Em declarações à agência Lusa, o secretário-geral da LPCC, Vítor Veloso, afirmou que "não faz sentido nenhum que num país tão pequeno" como Portugal haja diferenças no rastreio de base populacional do cancro da mama.

"Verificamos que no centro todas as mulheres estão rastreadas, no norte já estão 82% e o rastreio continua a correr muito bem e no sul a situação é desoladora, comparativamente com as outras regiões", disse o oncologista, sublinhando que a LPCC "não pode estar de maneira nenhuma alheia" a esta desigualdade.

Questionado pela Lusa sobre as razões desta situação, Vítor Veloso disse que LPCC tem feito "todo o possível e o impossível" para que houvesse da parte das respetivas Administrações Regionais de Saúde "a vontade de realizar esse rastreio" o mais rapidamente possível.

"A verdade é que tem encontrado uma série de impedimentos por parte das ARS e provavelmente de outras entidades que são alheias e estão interessadas, provavelmente, também em fazer esse rastreio", lamentou.

Para acabar com as desigualdades que existem nesta área, a liga vai lançar a petição "Pela Equidade no Acesso ao Rastreio, Diagnóstico e Tratamento das mulheres com Cancro da Mama" que, segundo Vítor Veloso, tem "uma abrangência muito grande".

"Pretendemos que seja criada em sede de Parlamento uma comissão no sentido de avaliar de modo quase permanente a situação da oncologia nacional e, num caso particular, gostaríamos de chamar a atenção para o problema do rastreio e tratamento do cancro da mama", explicou.

Entre os objetivos da petição, que pode ser assinada até 01 de fevereiro em www.ligacontracancro.pt , estão também a "garantia de que, em casos de suspeita clinicamente demonstrada, exista acesso em tempo útil a um serviço hospitalar com capacidade de diagnosticar e tratar os doentes".

"No nosso país, infelizmente, há hospitais que tratam devidamente os doentes e fazem tudo muito bem, há outros que vão fazendo mais ou menos e há outros que não fazem absolutamente nada.

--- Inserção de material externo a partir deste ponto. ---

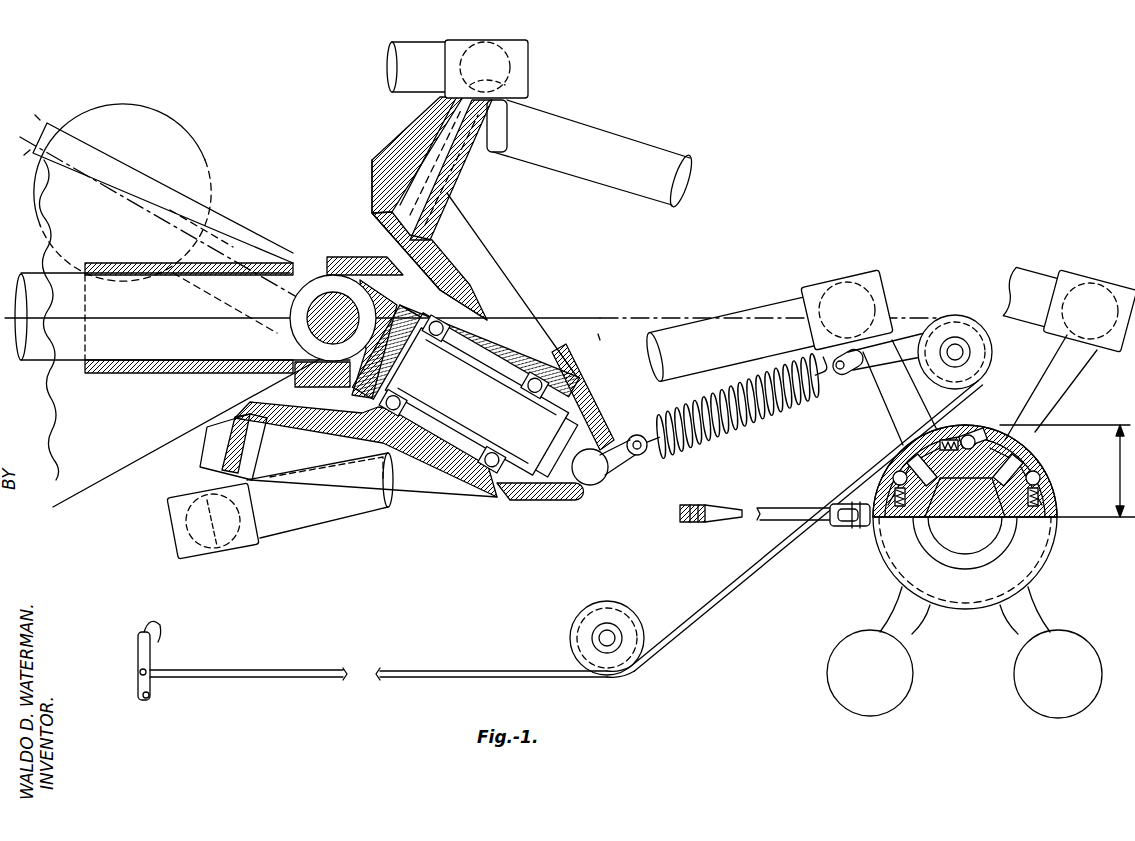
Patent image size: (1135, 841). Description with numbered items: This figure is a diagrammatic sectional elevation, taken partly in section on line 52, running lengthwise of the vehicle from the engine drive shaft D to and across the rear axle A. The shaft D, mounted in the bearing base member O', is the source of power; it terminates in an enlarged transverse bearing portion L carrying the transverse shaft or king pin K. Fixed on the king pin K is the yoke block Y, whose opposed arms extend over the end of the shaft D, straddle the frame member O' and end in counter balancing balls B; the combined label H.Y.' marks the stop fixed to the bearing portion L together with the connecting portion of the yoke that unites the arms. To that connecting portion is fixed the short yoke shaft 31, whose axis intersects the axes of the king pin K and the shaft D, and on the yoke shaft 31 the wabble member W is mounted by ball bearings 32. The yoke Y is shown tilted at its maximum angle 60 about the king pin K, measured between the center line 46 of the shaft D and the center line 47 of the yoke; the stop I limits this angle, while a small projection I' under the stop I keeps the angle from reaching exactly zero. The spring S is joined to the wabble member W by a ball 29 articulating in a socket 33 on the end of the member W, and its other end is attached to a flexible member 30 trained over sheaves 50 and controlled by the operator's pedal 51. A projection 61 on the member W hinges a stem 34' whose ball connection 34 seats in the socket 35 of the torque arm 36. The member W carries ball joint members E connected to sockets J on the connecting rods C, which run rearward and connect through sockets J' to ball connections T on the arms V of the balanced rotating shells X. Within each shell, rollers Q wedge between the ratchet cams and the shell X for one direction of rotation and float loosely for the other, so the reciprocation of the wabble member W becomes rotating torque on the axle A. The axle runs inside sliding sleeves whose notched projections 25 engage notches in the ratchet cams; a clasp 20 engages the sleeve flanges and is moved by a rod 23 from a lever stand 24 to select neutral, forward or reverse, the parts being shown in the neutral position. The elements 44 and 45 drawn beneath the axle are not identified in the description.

The clasp 20 is at (848, 522).
The rod 23 is at (776, 505).
The lever stand 24 is at (680, 513).
The projections on the sleeve 25 is at (900, 470).
The ball 29 is at (585, 497).
The flexible member 30 is at (487, 668).
The yoke shaft 31 is at (478, 405).
The ball bearings 32 is at (458, 478).
The socket 33 is at (525, 500).
The ball connection 34 is at (521, 67).
The stem 34' is at (420, 162).
The socket 35 is at (530, 92).
The torque arm 36 is at (388, 62).
The leg 44 is at (1010, 618).
The wheel 45 is at (1012, 672).
The center line of shaft D 46 is at (552, 318).
The center line of yoke Y 47 is at (610, 470).
The sheaves 50 is at (965, 325).
The pedal 51 is at (150, 657).
The section line 52 is at (1065, 471).
The maximum angle 60 is at (574, 438).
The projection 61 is at (455, 182).
The rear axle A is at (1000, 537).
The counter balancing balls B is at (150, 125).
The connecting rods C is at (522, 158).
The engine drive shaft D is at (50, 362).
The ball joint members E is at (222, 540).
The stop H and yoke connecting portion Y' H.Y.' is at (328, 384).
The stop I is at (364, 229).
The small projection I' is at (246, 318).
The sockets J is at (337, 344).
The sockets J' is at (968, 281).
The transverse shaft or king pin K is at (325, 300).
The enlarged transverse bearing portion L is at (302, 330).
The bearing base member O' is at (205, 304).
The rollers Q is at (1050, 481).
The spring S is at (748, 425).
The ball connections T is at (838, 300).
The arms V is at (876, 401).
The wabble member W is at (478, 290).
The balanced rotating shells X is at (1045, 466).
The yoke block Y is at (281, 225).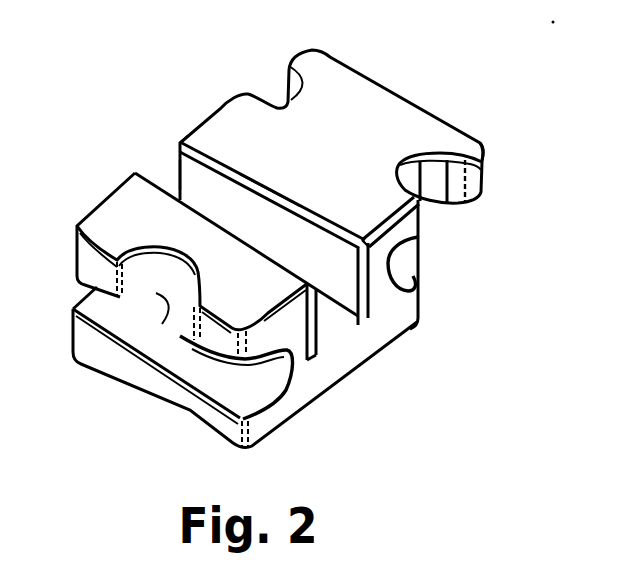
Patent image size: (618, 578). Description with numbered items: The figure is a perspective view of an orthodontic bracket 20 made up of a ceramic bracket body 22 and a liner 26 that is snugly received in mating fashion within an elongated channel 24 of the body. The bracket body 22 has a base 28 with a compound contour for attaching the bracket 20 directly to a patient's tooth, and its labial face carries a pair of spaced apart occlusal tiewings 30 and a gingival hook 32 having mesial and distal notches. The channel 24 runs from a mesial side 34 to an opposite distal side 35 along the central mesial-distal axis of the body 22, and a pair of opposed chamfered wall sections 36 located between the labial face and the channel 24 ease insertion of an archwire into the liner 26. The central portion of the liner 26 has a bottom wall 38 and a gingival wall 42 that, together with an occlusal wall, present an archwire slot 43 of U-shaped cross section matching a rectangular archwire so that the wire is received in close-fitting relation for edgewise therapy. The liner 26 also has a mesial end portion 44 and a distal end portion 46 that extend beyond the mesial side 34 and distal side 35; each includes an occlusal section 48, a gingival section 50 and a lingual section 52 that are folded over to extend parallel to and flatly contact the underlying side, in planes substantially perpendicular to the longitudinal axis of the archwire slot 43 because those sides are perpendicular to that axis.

Isto não pode acontecer", frisou Vítor Veloso, considerando que, do ponto de vista constitucional, esta situação "não é legal".

A petição, que será entregue na Assembleia da República em fevereiro, tem como embaixadores figuras públicas como Ana Garcia Martins, Adelaide de Sousa, Ana Rita Clara, Cláudia Semedo, João Moleira, Ricardo Araújo Pereira, Tony Carreira, Vanda Miranda e Vera Kolodzig, que apelam à colaboração dos portugueses para chegar às 50 mil assinaturas.

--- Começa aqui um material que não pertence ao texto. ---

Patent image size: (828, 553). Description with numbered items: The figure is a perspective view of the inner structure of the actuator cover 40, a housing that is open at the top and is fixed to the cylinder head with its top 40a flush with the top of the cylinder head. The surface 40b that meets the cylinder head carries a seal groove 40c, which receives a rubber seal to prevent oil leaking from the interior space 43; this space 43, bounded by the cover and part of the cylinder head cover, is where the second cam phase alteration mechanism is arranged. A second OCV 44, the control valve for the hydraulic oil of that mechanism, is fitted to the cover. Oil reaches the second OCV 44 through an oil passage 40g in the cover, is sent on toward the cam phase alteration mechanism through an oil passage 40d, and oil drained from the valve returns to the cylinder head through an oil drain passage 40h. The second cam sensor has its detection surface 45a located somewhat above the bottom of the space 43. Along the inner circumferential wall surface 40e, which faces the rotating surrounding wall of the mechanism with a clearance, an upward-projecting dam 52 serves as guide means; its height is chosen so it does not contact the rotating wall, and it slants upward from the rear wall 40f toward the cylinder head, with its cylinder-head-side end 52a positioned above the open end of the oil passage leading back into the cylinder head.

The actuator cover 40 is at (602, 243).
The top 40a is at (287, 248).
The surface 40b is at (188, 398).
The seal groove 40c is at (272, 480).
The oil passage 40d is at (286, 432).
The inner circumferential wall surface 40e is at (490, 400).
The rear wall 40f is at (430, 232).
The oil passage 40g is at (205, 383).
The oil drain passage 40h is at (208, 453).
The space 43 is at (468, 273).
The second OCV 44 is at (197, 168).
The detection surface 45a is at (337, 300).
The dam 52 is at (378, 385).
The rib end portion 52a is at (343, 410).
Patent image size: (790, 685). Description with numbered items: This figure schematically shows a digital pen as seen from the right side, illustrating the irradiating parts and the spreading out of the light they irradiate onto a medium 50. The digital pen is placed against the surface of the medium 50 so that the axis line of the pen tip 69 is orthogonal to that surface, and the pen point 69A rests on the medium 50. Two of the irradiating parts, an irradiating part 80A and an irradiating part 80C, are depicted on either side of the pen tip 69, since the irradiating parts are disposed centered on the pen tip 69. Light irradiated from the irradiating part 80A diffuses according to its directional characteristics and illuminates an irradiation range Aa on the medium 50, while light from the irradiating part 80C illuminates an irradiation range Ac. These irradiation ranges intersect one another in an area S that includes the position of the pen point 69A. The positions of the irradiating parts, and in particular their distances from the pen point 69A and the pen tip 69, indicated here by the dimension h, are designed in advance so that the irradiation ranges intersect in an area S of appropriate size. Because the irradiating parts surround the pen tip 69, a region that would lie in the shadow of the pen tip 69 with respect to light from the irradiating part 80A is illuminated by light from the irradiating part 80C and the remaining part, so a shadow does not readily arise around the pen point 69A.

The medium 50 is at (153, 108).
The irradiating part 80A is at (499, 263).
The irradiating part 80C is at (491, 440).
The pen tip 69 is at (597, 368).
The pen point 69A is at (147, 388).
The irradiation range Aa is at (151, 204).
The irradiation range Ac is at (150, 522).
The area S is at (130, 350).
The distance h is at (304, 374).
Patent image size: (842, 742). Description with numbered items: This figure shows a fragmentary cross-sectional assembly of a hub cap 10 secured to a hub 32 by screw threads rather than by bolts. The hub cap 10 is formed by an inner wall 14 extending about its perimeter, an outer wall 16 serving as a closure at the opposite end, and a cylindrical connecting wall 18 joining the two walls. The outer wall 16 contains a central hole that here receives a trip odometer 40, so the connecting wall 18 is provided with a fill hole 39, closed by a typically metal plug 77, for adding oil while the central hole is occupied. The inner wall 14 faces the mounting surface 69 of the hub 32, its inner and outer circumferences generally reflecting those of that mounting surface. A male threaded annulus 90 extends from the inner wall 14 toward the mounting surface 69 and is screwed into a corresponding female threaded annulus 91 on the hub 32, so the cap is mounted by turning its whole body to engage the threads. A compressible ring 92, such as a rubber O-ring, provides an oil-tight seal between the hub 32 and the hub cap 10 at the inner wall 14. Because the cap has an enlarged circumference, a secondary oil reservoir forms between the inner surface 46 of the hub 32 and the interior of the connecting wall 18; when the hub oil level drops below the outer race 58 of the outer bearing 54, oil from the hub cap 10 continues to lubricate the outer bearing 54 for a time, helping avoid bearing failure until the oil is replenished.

Vítor Veloso está convicto de que este objetivo vai ser atingido, porque a população "compreende que não pode haver desigualdades deste género no campo da oncologia".

"A população portuguesa deve ser tratada da mesma maneira", ter acesso igual aos rastreios, mas também ao diagnóstico, ao tratamento e a "medicamentos inovadores e eficazes".

Atualmente, surgem 6.000 novos casos de cancro da mama por ano, 16 novos casos por dia. Em 2014, foram realizadas mais de 279 mil mamografias a nível nacional, através do programa de rastreio da LPCC.